El mundo asiste a un acelerado cambio geopolítico materializado en una amplia redistribución geográfica del poder y de la influencia política. El cambio acentúa la crisis de la península europea debilitando la integración de la UE y aumentando la inestabilidad de su vecindario. Esta situación la reconoce expresamente la EUGS de junio de 2016 al afirmar que: “Vivimos una crisis existencial dentro y fuera de la Unión Europea (UE). Nuestra Unión está amenazada. Nuestro proyecto que ha traído paz, prosperidad y democracia, está en cuestión”.1

En el mismo sentido, el Instituto Notre Europe-Jacques Delors considera que “La situación geoestratégica de la UE se ha deteriorado considerablemente en unos pocos de años.2 Europa enfrenta un conjunto de crisis en sus fronteras, desde Ucrania en el este hasta la ribera sur del Mediterráneo. En este contexto, una política europea de seguridad y defensa es más necesaria que nunca en vista de las posiciones adoptadas por Rusia y los Estados Unidos”. Tanto este documento como el franco-alemán de septiembre de 20163 coinciden en constatar un “ambiente de seguridad degradado” que puede rastrearse en otros análisis de estos últimos años. Pero lo significativo de Notre Europe es que resalta la paradoja de que los países europeos que sufren directamente las consecuencias de los conflictos en Siria y Oriente Medio no tienen ninguna influencia activa en los acontecimientos de la zona mientras que las potencias que pueden forzar una solución del conflicto, principalmente EEUU y Rusia, no las sufren. Y aunque la Estrategia Global desea influir en la prevención y respuesta a este tipo de conflictos, la realidad muestra que su capacidad para hacerlo en lugares Ucrania, Siria o Libia es muy limitada, así como la de influir sobre las grandes potencias e, incluso, sobre actores regionales como Turquía, Israel o Egipto.

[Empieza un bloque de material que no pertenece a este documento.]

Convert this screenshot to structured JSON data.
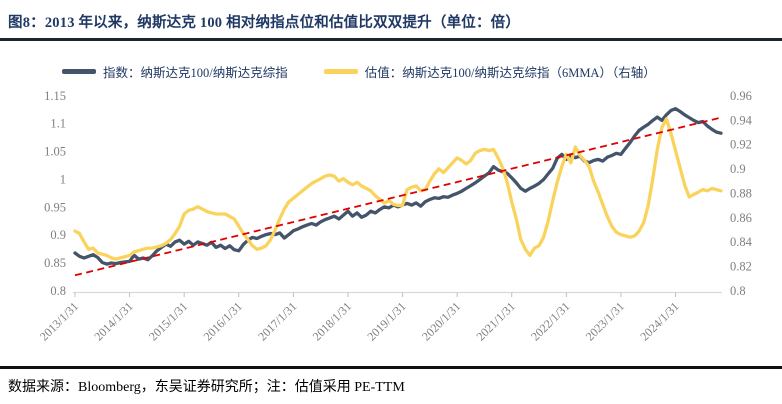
{
  "header": {
    "title": "图8：2013 年以来，纳斯达克 100 相对纳指点位和估值比双双提升（单位：倍）"
  },
  "legend": {
    "items": [
      {
        "label": "指数：纳斯达克100/纳斯达克综指",
        "color": "#44546A"
      },
      {
        "label": "估值：纳斯达克100/纳斯达克综指（6MMA）（右轴）",
        "color": "#FAD35C"
      }
    ]
  },
  "footer": {
    "text": "数据来源：Bloomberg，东吴证券研究所；注：估值采用 PE-TTM"
  },
  "colors": {
    "index_line": "#44546A",
    "valuation_line": "#FAD35C",
    "trendline": "#E00000",
    "title_text": "#1F3864",
    "axis_text": "#7F7F7F",
    "axis_line": "#D9D9D9"
  },
  "chart_data": {
    "type": "line",
    "title": "图8：2013 年以来，纳斯达克 100 相对纳指点位和估值比双双提升（单位：倍）",
    "x_frequency": "monthly",
    "x_tick_labels": [
      "2013/1/31",
      "2014/1/31",
      "2015/1/31",
      "2016/1/31",
      "2017/1/31",
      "2018/1/31",
      "2019/1/31",
      "2020/1/31",
      "2021/1/31",
      "2022/1/31",
      "2023/1/31",
      "2024/1/31"
    ],
    "left_axis": {
      "min": 0.8,
      "max": 1.15,
      "step": 0.05,
      "tick_labels": [
        "1.15",
        "1.1",
        "1.05",
        "1",
        "0.95",
        "0.9",
        "0.85",
        "0.8"
      ]
    },
    "right_axis": {
      "min": 0.8,
      "max": 0.96,
      "step": 0.02,
      "tick_labels": [
        "0.96",
        "0.94",
        "0.92",
        "0.9",
        "0.88",
        "0.86",
        "0.84",
        "0.82",
        "0.8"
      ]
    },
    "grid": false,
    "legend_position": "top",
    "series": [
      {
        "name": "指数：纳斯达克100/纳斯达克综指",
        "axis": "left",
        "color": "#44546A",
        "values": [
          0.87,
          0.864,
          0.861,
          0.864,
          0.867,
          0.862,
          0.853,
          0.85,
          0.852,
          0.851,
          0.853,
          0.854,
          0.855,
          0.866,
          0.859,
          0.861,
          0.858,
          0.865,
          0.874,
          0.88,
          0.886,
          0.882,
          0.89,
          0.893,
          0.886,
          0.891,
          0.884,
          0.89,
          0.887,
          0.884,
          0.889,
          0.88,
          0.884,
          0.878,
          0.883,
          0.876,
          0.874,
          0.885,
          0.893,
          0.898,
          0.896,
          0.9,
          0.903,
          0.905,
          0.903,
          0.906,
          0.897,
          0.903,
          0.91,
          0.913,
          0.917,
          0.92,
          0.923,
          0.92,
          0.926,
          0.93,
          0.933,
          0.936,
          0.931,
          0.938,
          0.945,
          0.936,
          0.942,
          0.934,
          0.938,
          0.945,
          0.942,
          0.948,
          0.953,
          0.951,
          0.956,
          0.953,
          0.956,
          0.959,
          0.956,
          0.96,
          0.954,
          0.962,
          0.966,
          0.969,
          0.968,
          0.971,
          0.97,
          0.974,
          0.977,
          0.981,
          0.986,
          0.991,
          0.996,
          1.002,
          1.008,
          1.014,
          1.025,
          1.019,
          1.016,
          1.013,
          1.005,
          0.996,
          0.986,
          0.981,
          0.986,
          0.99,
          0.995,
          1.002,
          1.012,
          1.022,
          1.04,
          1.047,
          1.038,
          1.046,
          1.041,
          1.044,
          1.035,
          1.032,
          1.036,
          1.038,
          1.035,
          1.042,
          1.045,
          1.049,
          1.047,
          1.058,
          1.068,
          1.08,
          1.09,
          1.096,
          1.101,
          1.108,
          1.114,
          1.108,
          1.118,
          1.126,
          1.129,
          1.124,
          1.118,
          1.113,
          1.108,
          1.104,
          1.106,
          1.098,
          1.092,
          1.087,
          1.085
        ]
      },
      {
        "name": "估值：纳斯达克100/纳斯达克综指（6MMA）（右轴）",
        "axis": "right",
        "color": "#FAD35C",
        "values": [
          0.85,
          0.848,
          0.841,
          0.835,
          0.836,
          0.832,
          0.831,
          0.83,
          0.828,
          0.827,
          0.828,
          0.829,
          0.83,
          0.833,
          0.834,
          0.835,
          0.836,
          0.836,
          0.837,
          0.838,
          0.84,
          0.843,
          0.848,
          0.854,
          0.864,
          0.867,
          0.868,
          0.87,
          0.868,
          0.866,
          0.865,
          0.864,
          0.864,
          0.864,
          0.862,
          0.86,
          0.854,
          0.848,
          0.843,
          0.838,
          0.835,
          0.836,
          0.838,
          0.843,
          0.851,
          0.86,
          0.868,
          0.874,
          0.877,
          0.88,
          0.883,
          0.886,
          0.889,
          0.891,
          0.893,
          0.895,
          0.896,
          0.895,
          0.891,
          0.893,
          0.89,
          0.888,
          0.89,
          0.887,
          0.885,
          0.883,
          0.879,
          0.876,
          0.873,
          0.875,
          0.872,
          0.871,
          0.871,
          0.884,
          0.886,
          0.887,
          0.883,
          0.884,
          0.891,
          0.897,
          0.901,
          0.898,
          0.902,
          0.906,
          0.91,
          0.908,
          0.905,
          0.908,
          0.914,
          0.916,
          0.917,
          0.916,
          0.917,
          0.91,
          0.902,
          0.89,
          0.874,
          0.86,
          0.843,
          0.835,
          0.83,
          0.836,
          0.838,
          0.845,
          0.858,
          0.875,
          0.89,
          0.903,
          0.913,
          0.906,
          0.919,
          0.912,
          0.908,
          0.903,
          0.891,
          0.882,
          0.872,
          0.862,
          0.854,
          0.849,
          0.847,
          0.846,
          0.845,
          0.846,
          0.85,
          0.857,
          0.871,
          0.893,
          0.917,
          0.935,
          0.942,
          0.93,
          0.916,
          0.902,
          0.888,
          0.878,
          0.88,
          0.882,
          0.884,
          0.883,
          0.885,
          0.884,
          0.883
        ]
      }
    ],
    "trendline": {
      "axis": "left",
      "start_value": 0.83,
      "end_value": 1.113,
      "color": "#E00000",
      "style": "dashed"
    }
  }
}
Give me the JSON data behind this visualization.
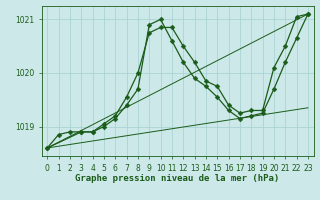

Traducido a términos geopolíticos, la realidad muestra que la UE no es un actor estratégico porque no es capaz de influir decisivamente en el contexto internacional que afecta a sus intereses. Tampoco lo es porque no hay coincidencia entre sus miembros para identificar una amenaza común, lo que explica su comportamiento “aestratégico” y sus dificultades para responder a esa(s) amenaza(s). El debate sobre cuál sería el marco más adecuado para la defensa europea, si uno genuinamente europeo o si se apoya en el vínculo transatlántico, lleva instalado algunas décadas sin conseguir llegar a una solución eficaz. Tampoco lo hace la Estrategia Global que, tácitamente, renuncia a reivindicar una defensa autónoma en beneficio de la Alianza Atlántica. Una delegación de funciones consecuente con la mayor capacidad de la Alianza Atlántica para proteger el territorio europeo, como se ha puesto de manifiesto en la crisis de Ucrania, donde la respuesta militar, el despliegue de fuerzas y ejercicios para reasegurar a los aliados del centro y este de Europa, se ha liderado por la OTAN y, especialmente, por su líder estadounidense.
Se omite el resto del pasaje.